Successfully creating and implementing an effective risk and resiliency strategy can be a difficult task for organizations as it requires full situational awareness and an integrated view of business processes accompanied by significant information gathering and risk intelligence. Organizations often struggle with this as their primary goal is to dedicate their resources to managing current risk and resiliency processes and often lack time for analysis and alteration.
If organizations are bogged down by manual processes, there is little time for analysis and objective setting. Organizations must prioritize achieving effectiveness, efficiency, and agility with their risk and resiliency processes and this can be done through the implementation of technology architecture. Technology that can automate processes and thus increase efficiency and agility will greatly reduce costs while improving accuracy.
It is important to note that any effective risk and resiliency strategy is sustainable and plans to prevent risk rather than prioritize mitigation once the risk has occurred. Once risk and resilience processes are automated through the implementation of a technology architecture allowing for the organization to have more resources at its disposal, the next step is to ensure that the risk and resilience strategy is fine-tuned by considering these factors:
· Flexibility. An effective risk and resiliency strategy must be flexible to effectively plan for and prevent future risk. The business world is extremely dynamic as risks can change and new ones can appear in an instant. It is essential that identified risks are constantly monitored to ensure that the policies and procedures that are in place remain an effective combatant to the specified risk.
· Higher Risk Means Stronger Controls. In other words, prioritizing is key. An accurate assessment must be kept of various risks to determine where resources need to be dedicated. Third-parties or other high-risk situations require the greatest number of controls and processes whereas small or negligible risks can receive little attention.
· Know Who You are Doing Business With. This goes hand in hand with the previous point as third parties can pose serious risks to the organization. Continuous analysis of business partners must be kept while deploying stronger controls to those that pose greater risks.

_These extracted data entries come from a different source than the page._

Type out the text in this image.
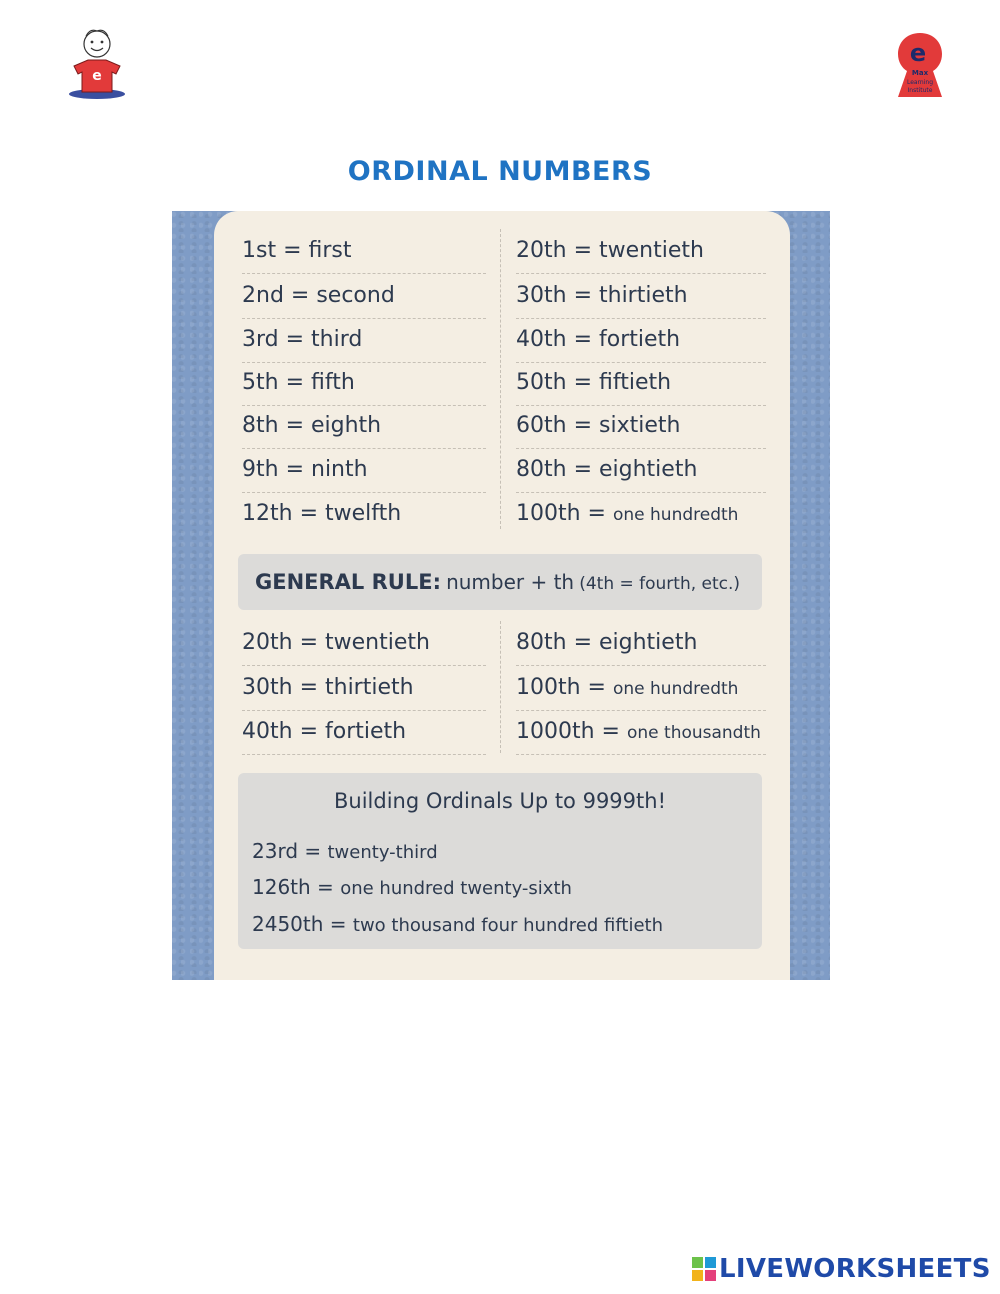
e
e
Max
Learning
Institute
ORDINAL NUMBERS
1st = first
2nd = second
3rd = third
5th = fifth
8th = eighth
9th = ninth
12th = twelfth
20th = twentieth
30th = thirtieth
40th = fortieth
50th = fiftieth
60th = sixtieth
80th = eightieth
100th = one hundredth
GENERAL RULE: number + th (4th = fourth, etc.)
20th = twentieth
30th = thirtieth
40th = fortieth
80th = eightieth
100th = one hundredth
1000th = one thousandth
Building Ordinals Up to 9999th!
23rd = twenty-third
126th = one hundred twenty-sixth
2450th = two thousand four hundred fiftieth
LIVEWORKSHEETS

Once a proper analysis has been done it is time for the implementation of policies and procedures. Policies will be the organization’s best defense against identified risks and ensure that employees and business partners are following set procedures of risk management. As previously mentioned, risks are dynamic and therefore require policies to be dynamic as well. Policies must always be monitored and analyzed to ensure that the policy is achieving the goal it was created to accomplish. If a policy is underperforming or a specific risk appears to have changed, the policy must change with it.